Australia nuovo paradiso della droga mondiale: ne consumano di più e la pagano il doppio


L’Australia è il nuovo paradiso della droga mondiale. E’ di gran lunga il mercato più redditizio: ne consumano di più e la pagano il doppio. E i cartelli sudamericani l’hanno capito

Cocaina droghe

Una sparatoria a Ho Chi Minh City, due sospettati arrestati vicino al confine cambogiano, una vittima che barcolla sul marciapiede di un ristorante affollato. Lorenzo Lemalu, 24 anni, membro di spicco del Cartello del Cocco australiano, è morto così, a migliaia di chilometri da Sydney, in una città che con la sua guerra non aveva niente a che fare. Un episodio lontano geograficamente, ma perfettamente coerente con la logica di un conflitto che si combatte ormai su scala globale. Lo racconta la Cnn.

Il Cartello del Cocco è uno dei protagonisti della faida che da oltre un anno e mezzo insanguina i sobborghi occidentali di Sydney. Sparatorie contro le abitazioni dei rivali, auto e negozi incendiati, rapimenti, omicidi, famiglie terrorizzate. Il gruppo – il cui nome rovescia ironicamente un’offesa storica subita dalle comunità delle Isole del Pacifico – ha acceso la miccia della guerra con la famiglia criminale di Alameddine nei primi mesi del 2024, in una disputa nata da questioni di pagamento con i precedenti datori di lavoro. Da allora, l’escalation non si è mai fermata.

Il motore economico di tutta questa violenza è il mercato della droga australiano e neozelandese, il più redditizio al mondo per cocaina e metanfetamine. Il prezzo al grammo sul mercato nero è lì più alto che in qualsiasi altra parte del pianeta, e la domanda non accenna a diminuire: secondo l’UNODC, nel 2024 oltre il 4% della popolazione in età adulta dei due paesi ha consumato cocaina, un tasso più che doppio rispetto agli Stati Uniti e all’Europa. Una condizione che ha trasformato l’Oceania in un obiettivo privilegiato per i grandi cartelli del Sud America, che riforniscono il mercato percorrendo quella che viene ormai chiamata l’”autostrada della droga del Pacifico”, una rotta che attraverso Fiji, Isole Salomone e altri arcipelaghi dispersi nell’oceano porta i carichi fino alle coste australiane, spesso a bordo di imbarcazioni semisommergibili difficili da individuare.

I segnali di un’intensificazione del traffico sono inequivocabili. Dall’inizio del 2026, nella regione del Pacifico sono state sequestrate 17 tonnellate di stupefacenti, un quantitativo tre volte superiore a quello dell’intero anno precedente. Il sequestro più grande nella storia australiana, 2,7 tonnellate di cocaina, abbastanza per tre milioni di vendite al dettaglio, è avvenuto proprio questa settimana, trovate interrate in secchi sotto container in una proprietà alla periferia di Sydney. La pista investigativa aveva preso avvio in Queensland, dove un incendio a un camion aveva portato al ritrovamento casuale di quaranta chili di droga in mare, e si era poi estesa fino alle Isole Salomone, dove una nave mercantile battente bandiera del Belize è stata intercettata con il suo carico.

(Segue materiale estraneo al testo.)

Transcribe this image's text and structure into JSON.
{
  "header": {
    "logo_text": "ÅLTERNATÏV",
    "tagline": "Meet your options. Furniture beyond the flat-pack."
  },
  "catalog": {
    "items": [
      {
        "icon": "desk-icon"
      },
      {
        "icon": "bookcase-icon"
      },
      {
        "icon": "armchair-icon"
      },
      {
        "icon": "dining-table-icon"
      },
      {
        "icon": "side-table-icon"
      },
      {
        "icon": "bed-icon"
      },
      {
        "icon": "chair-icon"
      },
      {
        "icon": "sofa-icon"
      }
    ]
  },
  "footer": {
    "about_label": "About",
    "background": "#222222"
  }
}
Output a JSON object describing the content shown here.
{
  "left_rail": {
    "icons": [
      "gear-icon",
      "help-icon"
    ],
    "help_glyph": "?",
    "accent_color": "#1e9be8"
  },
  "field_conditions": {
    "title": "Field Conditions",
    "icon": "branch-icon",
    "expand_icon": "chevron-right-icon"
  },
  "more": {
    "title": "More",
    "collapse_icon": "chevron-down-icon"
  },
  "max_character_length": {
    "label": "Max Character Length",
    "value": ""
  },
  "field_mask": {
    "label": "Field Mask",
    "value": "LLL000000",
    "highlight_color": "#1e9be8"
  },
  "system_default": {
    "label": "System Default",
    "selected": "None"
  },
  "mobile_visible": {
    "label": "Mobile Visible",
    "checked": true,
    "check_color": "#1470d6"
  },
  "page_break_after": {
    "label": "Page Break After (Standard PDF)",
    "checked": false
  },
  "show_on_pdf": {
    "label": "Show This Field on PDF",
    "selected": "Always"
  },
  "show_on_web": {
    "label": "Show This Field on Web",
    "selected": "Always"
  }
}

Il fenomeno che preoccupa di più le autorità, tuttavia, non è la quantità di droga che circola, ma la struttura sempre più giovane e diffusa del reclutamento criminale. La polizia del Nuovo Galles del Sud segnala un numero crescente di adolescenti – anche ragazze di diciassette e diciotto anni – coinvolti in omicidi, sorveglianza di obiettivi armati, trasporto di armi. I giovani vengono attratti nelle reti criminali attraverso i social media e le reti di coetanei, con la promessa di denaro facile o anche solo di un senso di appartenenza. Spesso non sanno nemmeno per chi lavorano né chi siano le loro vittime designate.